Unconventional documentaries give me life, films like Casting JonBenet and The Act of Killing. I’m so inspired by the way these films turn the traditional fly-on-the-wall documentary process on its head. These films affect their participants through the filmmaking process, revealing deep, sometimes even subconscious, truths. Pure magic.
What’s the toughest thing you’ve had to face in your career and how did you overcome it? What advice do you have for aspiring filmmakers or content creators?

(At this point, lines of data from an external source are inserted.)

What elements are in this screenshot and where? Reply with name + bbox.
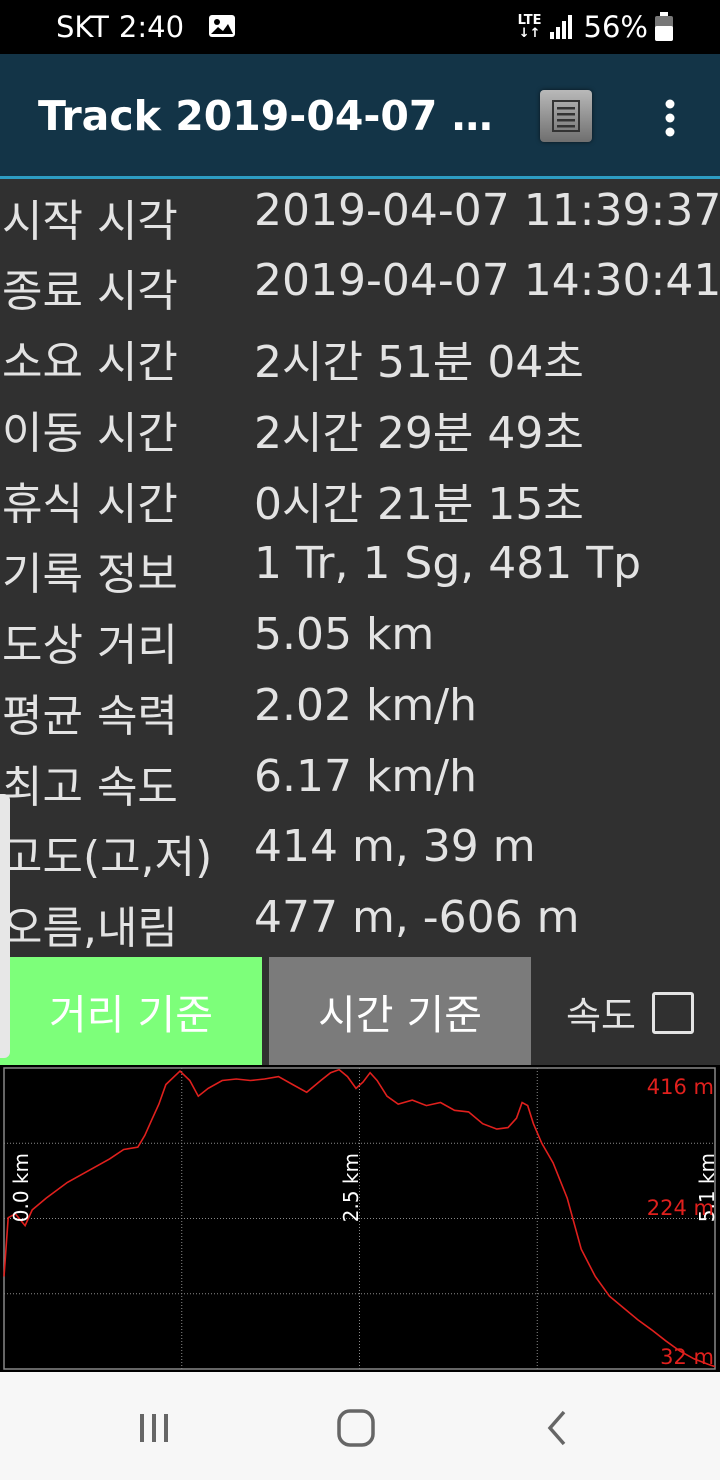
list-icon [552, 100, 580, 132]
system-nav-bar [0, 1372, 720, 1480]
y-tick-label-0: 416 m [647, 1075, 714, 1099]
info-row-end-time: 종료 시각 2019-04-07 14:30:41 [0, 249, 720, 320]
screen: SKT2:40 LTE↓↑ 56% Track 2019-04-07 11 [0, 0, 720, 1480]
elevation-chart: 0.0 km 2.5 km 5.1 km 416 m 224 m 32 m [0, 1065, 720, 1372]
chart-mode-bar: 거리 기준 시간 기준 속도 [0, 957, 720, 1065]
info-label: 평균 속력 [2, 691, 178, 742]
info-row-moving-time: 이동 시간 2시간 29분 49초 [0, 391, 720, 462]
info-label: 소요 시간 [2, 337, 178, 388]
info-label: 도상 거리 [2, 620, 178, 671]
info-row-ascent-descent: 오름,내림 477 m, -606 m [0, 886, 720, 957]
info-label: 이동 시간 [2, 408, 178, 459]
info-label: 휴식 시간 [2, 479, 178, 530]
signal-icon [549, 15, 572, 39]
info-row-record-info: 기록 정보 1 Tr, 1 Sg, 481 Tp [0, 532, 720, 603]
status-bar: SKT 2:40 LTE ↓↑ 56% [0, 0, 720, 54]
clock: 2:40 [118, 10, 185, 44]
more-options-icon[interactable] [654, 98, 686, 138]
speed-label: 속도 [566, 994, 636, 1038]
info-row-altitude: 고도(고,저) 414 m, 39 m [0, 815, 720, 886]
info-value: 6.17 km/h [254, 751, 478, 802]
info-label: 고도(고,저) [2, 832, 213, 883]
info-row-start-time: 시작 시각 2019-04-07 11:39:37 [0, 179, 720, 250]
info-row-average-speed: 평균 속력 2.02 km/h [0, 674, 720, 745]
info-value: 2시간 29분 49초 [254, 408, 584, 459]
speed-toggle[interactable]: 속도 [566, 985, 694, 1040]
info-value: 2019-04-07 14:30:41 [254, 255, 720, 306]
track-title: Track 2019-04-07 11... [38, 92, 498, 140]
info-row-elapsed-time: 소요 시간 2시간 51분 04초 [0, 320, 720, 391]
info-value: 2.02 km/h [254, 680, 478, 731]
back-icon[interactable] [536, 1406, 580, 1450]
battery-percent: 56% [583, 10, 648, 44]
track-info-panel: 시작 시각 2019-04-07 11:39:37 종료 시각 2019-04-… [0, 179, 720, 957]
distance-basis-button[interactable]: 거리 기준 [0, 957, 262, 1065]
info-label: 시작 시각 [2, 196, 178, 247]
y-tick-label-1: 224 m [647, 1196, 714, 1220]
elevation-chart-svg: 0.0 km 2.5 km 5.1 km 416 m 224 m 32 m [3, 1067, 719, 1370]
x-tick-label-1: 2.5 km [339, 1153, 363, 1222]
home-icon[interactable] [334, 1406, 378, 1450]
speed-checkbox[interactable] [651, 991, 694, 1034]
x-tick-label-0: 0.0 km [9, 1153, 33, 1222]
time-basis-button[interactable]: 시간 기준 [269, 957, 531, 1065]
info-value: 1 Tr, 1 Sg, 481 Tp [254, 538, 642, 589]
app-bar: Track 2019-04-07 11... [0, 54, 720, 179]
status-right: LTE ↓↑ 56% [518, 10, 674, 44]
info-label: 종료 시각 [2, 266, 178, 317]
carrier-label: SKT [56, 10, 109, 44]
info-label: 기록 정보 [2, 549, 178, 600]
track-list-button[interactable] [540, 90, 592, 142]
info-row-max-speed: 최고 속도 6.17 km/h [0, 745, 720, 816]
info-value: 414 m, 39 m [254, 821, 536, 872]
edge-panel-handle[interactable] [0, 794, 10, 1058]
info-label: 오름,내림 [2, 903, 178, 954]
gallery-notification-icon [209, 15, 235, 37]
status-carrier-time: SKT 2:40 [56, 10, 184, 44]
info-row-rest-time: 휴식 시간 0시간 21분 15초 [0, 462, 720, 533]
y-tick-label-2: 32 m [660, 1345, 714, 1369]
info-value: 5.05 km [254, 609, 435, 660]
info-value: 477 m, -606 m [254, 892, 580, 943]
recent-apps-icon[interactable] [132, 1406, 176, 1450]
info-value: 2019-04-07 11:39:37 [254, 185, 720, 236]
info-row-distance: 도상 거리 5.05 km [0, 603, 720, 674]
network-type: LTE [517, 13, 542, 28]
battery-icon [655, 12, 673, 41]
info-value: 0시간 21분 15초 [254, 479, 584, 530]
info-label: 최고 속도 [2, 762, 178, 813]
info-value: 2시간 51분 04초 [254, 337, 584, 388]
lte-indicator: LTE ↓↑ [517, 13, 542, 41]
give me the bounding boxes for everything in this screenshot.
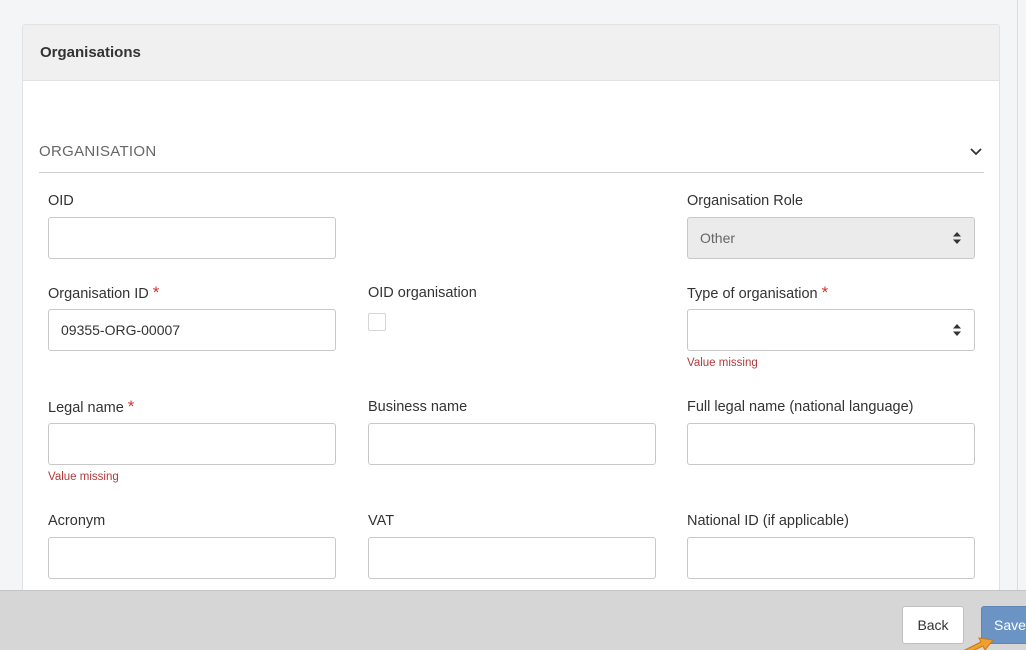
acronym-label: Acronym [48, 513, 106, 529]
legal-name-label: Legal name * [48, 397, 135, 416]
oid-organisation-checkbox[interactable] [368, 313, 386, 331]
full-legal-name-label: Full legal name (national language) [687, 399, 914, 415]
national-id-input[interactable] [687, 537, 975, 579]
legal-name-input[interactable] [48, 423, 336, 465]
business-name-field: Business name [368, 397, 656, 465]
type-of-organisation-label: Type of organisation * [687, 283, 829, 302]
organisations-card: Organisations ORGANISATION OID Organisat… [22, 24, 1000, 644]
required-asterisk: * [127, 397, 135, 416]
oid-field: OID [48, 191, 336, 259]
organisation-id-label: Organisation ID * [48, 283, 160, 302]
national-id-label: National ID (if applicable) [687, 513, 849, 529]
organisation-role-select[interactable]: Other [687, 217, 975, 259]
organisation-id-field: Organisation ID * [48, 283, 336, 351]
oid-label: OID [48, 193, 74, 209]
oid-input[interactable] [48, 217, 336, 259]
sort-updown-icon [953, 324, 961, 336]
sort-updown-icon [953, 232, 961, 244]
vat-label: VAT [368, 513, 395, 529]
card-header: Organisations [23, 25, 999, 81]
national-id-field: National ID (if applicable) [687, 511, 975, 579]
type-of-organisation-select[interactable] [687, 309, 975, 351]
chevron-down-icon[interactable] [968, 144, 984, 160]
type-of-organisation-error: Value missing [687, 357, 758, 369]
oid-organisation-field: OID organisation [368, 283, 477, 331]
full-legal-name-input[interactable] [687, 423, 975, 465]
legal-name-field: Legal name * Value missing [48, 397, 336, 483]
type-of-organisation-field: Type of organisation * Value missing [687, 283, 975, 369]
section-title: ORGANISATION [39, 143, 157, 160]
required-asterisk: * [821, 283, 829, 302]
vat-field: VAT [368, 511, 656, 579]
business-name-input[interactable] [368, 423, 656, 465]
form-footer: Back Save [0, 590, 1026, 650]
card-title: Organisations [40, 44, 141, 61]
organisation-role-field: Organisation Role Other [687, 191, 975, 259]
pointer-arrow-icon [963, 637, 994, 650]
oid-organisation-label: OID organisation [368, 285, 477, 301]
full-legal-name-field: Full legal name (national language) [687, 397, 975, 465]
organisation-role-value: Other [700, 230, 736, 246]
organisation-role-label: Organisation Role [687, 193, 804, 209]
vat-input[interactable] [368, 537, 656, 579]
legal-name-error: Value missing [48, 471, 119, 483]
business-name-label: Business name [368, 399, 468, 415]
acronym-input[interactable] [48, 537, 336, 579]
organisation-section-header[interactable]: ORGANISATION [39, 131, 984, 173]
organisation-id-input[interactable] [48, 309, 336, 351]
acronym-field: Acronym [48, 511, 336, 579]
scrollbar-track [1017, 0, 1018, 590]
required-asterisk: * [152, 283, 160, 302]
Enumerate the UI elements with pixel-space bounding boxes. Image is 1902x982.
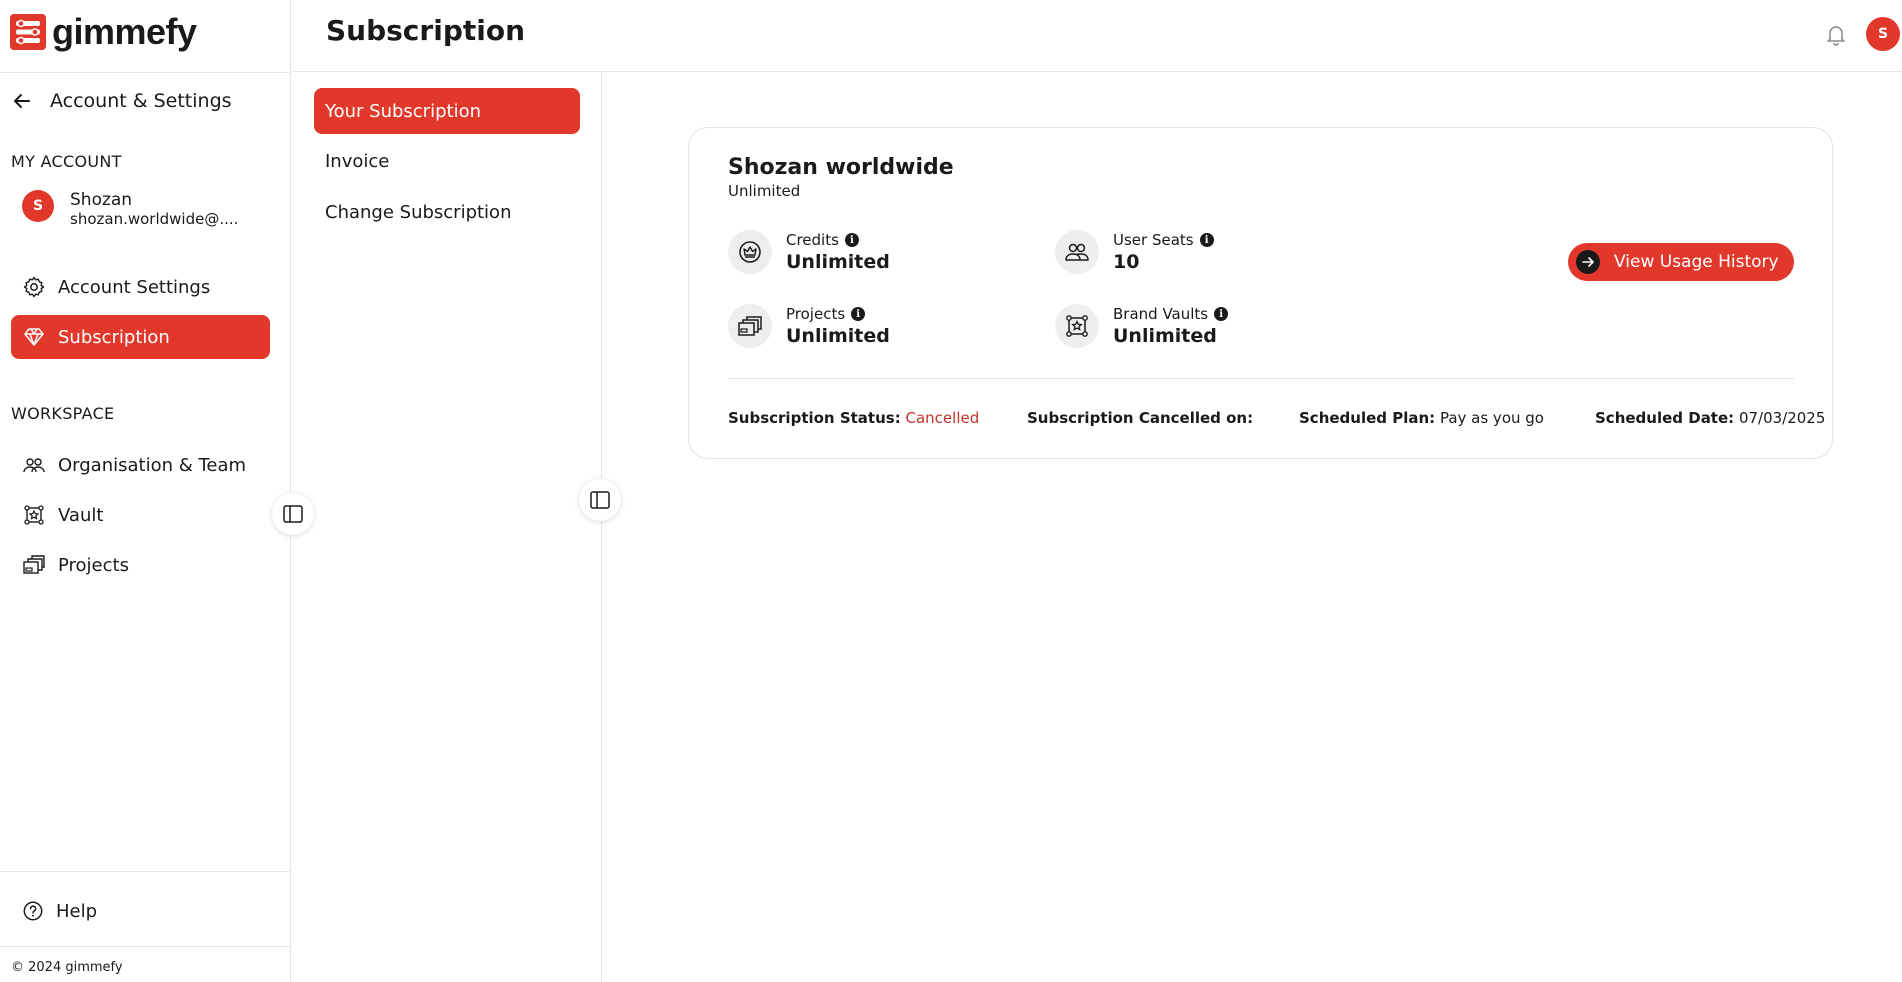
projects-value: Unlimited	[786, 325, 890, 347]
tab-invoice[interactable]: Invoice	[314, 138, 580, 184]
copyright-text: © 2024 gimmefy	[11, 960, 123, 975]
logo-mark-icon	[10, 14, 46, 50]
info-icon[interactable]: i	[1214, 307, 1229, 321]
sidebar-toggle-icon	[590, 491, 610, 509]
user-seats-stat: User Seats i 10	[1055, 230, 1214, 274]
status-label: Subscription Status:	[728, 409, 901, 427]
team-icon	[23, 458, 45, 473]
sidebar-item-label: Organisation & Team	[58, 454, 247, 476]
gear-icon	[23, 276, 45, 298]
info-icon[interactable]: i	[851, 307, 866, 321]
bell-icon[interactable]	[1824, 22, 1848, 46]
help-icon	[23, 901, 43, 921]
scheduled-plan-label: Scheduled Plan:	[1299, 409, 1436, 427]
sidebar-item-subscription[interactable]: Subscription	[11, 315, 270, 359]
sidebar-item-projects[interactable]: Projects	[11, 543, 270, 587]
organisation-name: Shozan worldwide	[728, 155, 954, 180]
info-icon[interactable]: i	[844, 233, 859, 247]
credits-stat: Credits i Unlimited	[728, 230, 890, 274]
sidebar: gimmefy Account & Settings MY ACCOUNT S …	[0, 0, 291, 982]
avatar: S	[22, 190, 54, 222]
sidebar-item-label: Projects	[58, 554, 129, 576]
back-to-account-settings[interactable]: Account & Settings	[12, 86, 232, 116]
sidebar-item-organisation-team[interactable]: Organisation & Team	[11, 443, 270, 487]
crown-icon	[728, 230, 772, 274]
scheduled-date: Scheduled Date: 07/03/2025	[1595, 409, 1825, 427]
user-seats-label: User Seats	[1113, 231, 1194, 249]
scheduled-plan: Scheduled Plan: Pay as you go	[1299, 409, 1544, 427]
subscription-status: Subscription Status: Cancelled	[728, 409, 979, 427]
sidebar-toggle-icon	[283, 505, 303, 523]
divider	[0, 946, 291, 947]
brand-vaults-stat: Brand Vaults i Unlimited	[1055, 304, 1229, 348]
brand-vaults-value: Unlimited	[1113, 325, 1217, 347]
user-name: Shozan	[70, 190, 133, 210]
user-avatar-button[interactable]: S	[1866, 17, 1900, 51]
arrow-right-icon	[1576, 250, 1600, 274]
user-seats-value: 10	[1113, 251, 1140, 273]
my-account-heading: MY ACCOUNT	[11, 152, 122, 171]
credits-label: Credits	[786, 231, 839, 249]
cancelled-on-label: Subscription Cancelled on:	[1027, 409, 1254, 427]
subscription-cancelled-on: Subscription Cancelled on:	[1027, 409, 1253, 427]
diamond-icon	[24, 328, 44, 346]
view-usage-history-label: View Usage History	[1614, 252, 1779, 272]
workspace-heading: WORKSPACE	[11, 404, 115, 423]
app-root: gimmefy Account & Settings MY ACCOUNT S …	[0, 0, 1902, 982]
scheduled-date-label: Scheduled Date:	[1595, 409, 1735, 427]
view-usage-history-button[interactable]: View Usage History	[1568, 243, 1794, 281]
divider	[0, 871, 291, 872]
scheduled-date-value: 07/03/2025	[1738, 409, 1826, 427]
info-icon[interactable]: i	[1199, 233, 1214, 247]
arrow-left-icon	[14, 94, 30, 108]
divider	[0, 72, 291, 73]
status-badge: Cancelled	[905, 409, 980, 427]
tab-change-subscription[interactable]: Change Subscription	[314, 189, 580, 235]
logo-text: gimmefy	[52, 11, 197, 52]
vault-icon	[24, 505, 44, 525]
tab-your-subscription[interactable]: Your Subscription	[314, 88, 580, 134]
collapse-sidebar-button[interactable]	[272, 493, 314, 535]
sidebar-item-account-settings[interactable]: Account Settings	[11, 265, 270, 309]
projects-icon	[728, 304, 772, 348]
subscription-card: Shozan worldwide Unlimited Credits i Unli…	[688, 127, 1833, 459]
user-profile[interactable]: S Shozan shozan.worldwide@....	[22, 190, 238, 228]
gimmefy-logo[interactable]: gimmefy	[10, 11, 197, 52]
projects-label: Projects	[786, 305, 846, 323]
sidebar-item-label: Account Settings	[58, 276, 211, 298]
subscription-subnav: Your Subscription Invoice Change Subscri…	[291, 72, 602, 982]
sidebar-item-label: Vault	[58, 504, 104, 526]
credits-value: Unlimited	[786, 251, 890, 273]
help-label: Help	[56, 900, 98, 922]
help-link[interactable]: Help	[22, 900, 97, 922]
sidebar-item-label: Subscription	[58, 326, 170, 348]
plan-name: Unlimited	[728, 182, 801, 200]
sidebar-item-vault[interactable]: Vault	[11, 493, 270, 537]
page-title: Subscription	[326, 14, 526, 47]
vault-icon	[1055, 304, 1099, 348]
team-icon	[1055, 230, 1099, 274]
projects-icon	[23, 555, 45, 574]
brand-vaults-label: Brand Vaults	[1113, 305, 1209, 323]
user-email: shozan.worldwide@....	[70, 210, 239, 228]
scheduled-plan-value: Pay as you go	[1439, 409, 1544, 427]
top-header: Subscription S	[291, 0, 1902, 72]
divider	[728, 378, 1794, 379]
projects-stat: Projects i Unlimited	[728, 304, 890, 348]
back-label: Account & Settings	[50, 90, 232, 112]
collapse-subnav-button[interactable]	[579, 479, 621, 521]
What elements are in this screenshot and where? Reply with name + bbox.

This probably won’t come as a surprise but getting established as an editor after grad school was challenging. When you haven’t done many projects, and you need to make money and connections — how do you do it, and where do you even start? I volunteered to look at cuts and gave notes and edited shorts for free or very little pay. Because of my directing background, I thought about what I would want in an editor and modeled myself after that. I am patient. I say “yes”. I will always show you what you want to see even if I strongly suspect it won’t work. I collaborate and solve problems before a director even knows they exist.
Image source: Meredith Perry.
Share a photo of where you work. What’s your favorite thing about your workspace and why?
My father Steven C. Young was an English and Theater professor at Pomona College for 35 years. On the homestead in the San Juan Islands where I live now, Dad built a large barn with a cozy loft to be used as rehearsal space for theater projects. My edit bay is a room in the back of that barn loft with a shaggy, colorful wool rug on the floor. It’s one of my favorite places to be in the world. My father passed away in 2014 having only used his rehearsal space for one project — a community theater production that we co-directed here on island. I think he would have been so proud that I edited a feature doc that went to Sundance and SXSW in the barn he built. Love you, Dad.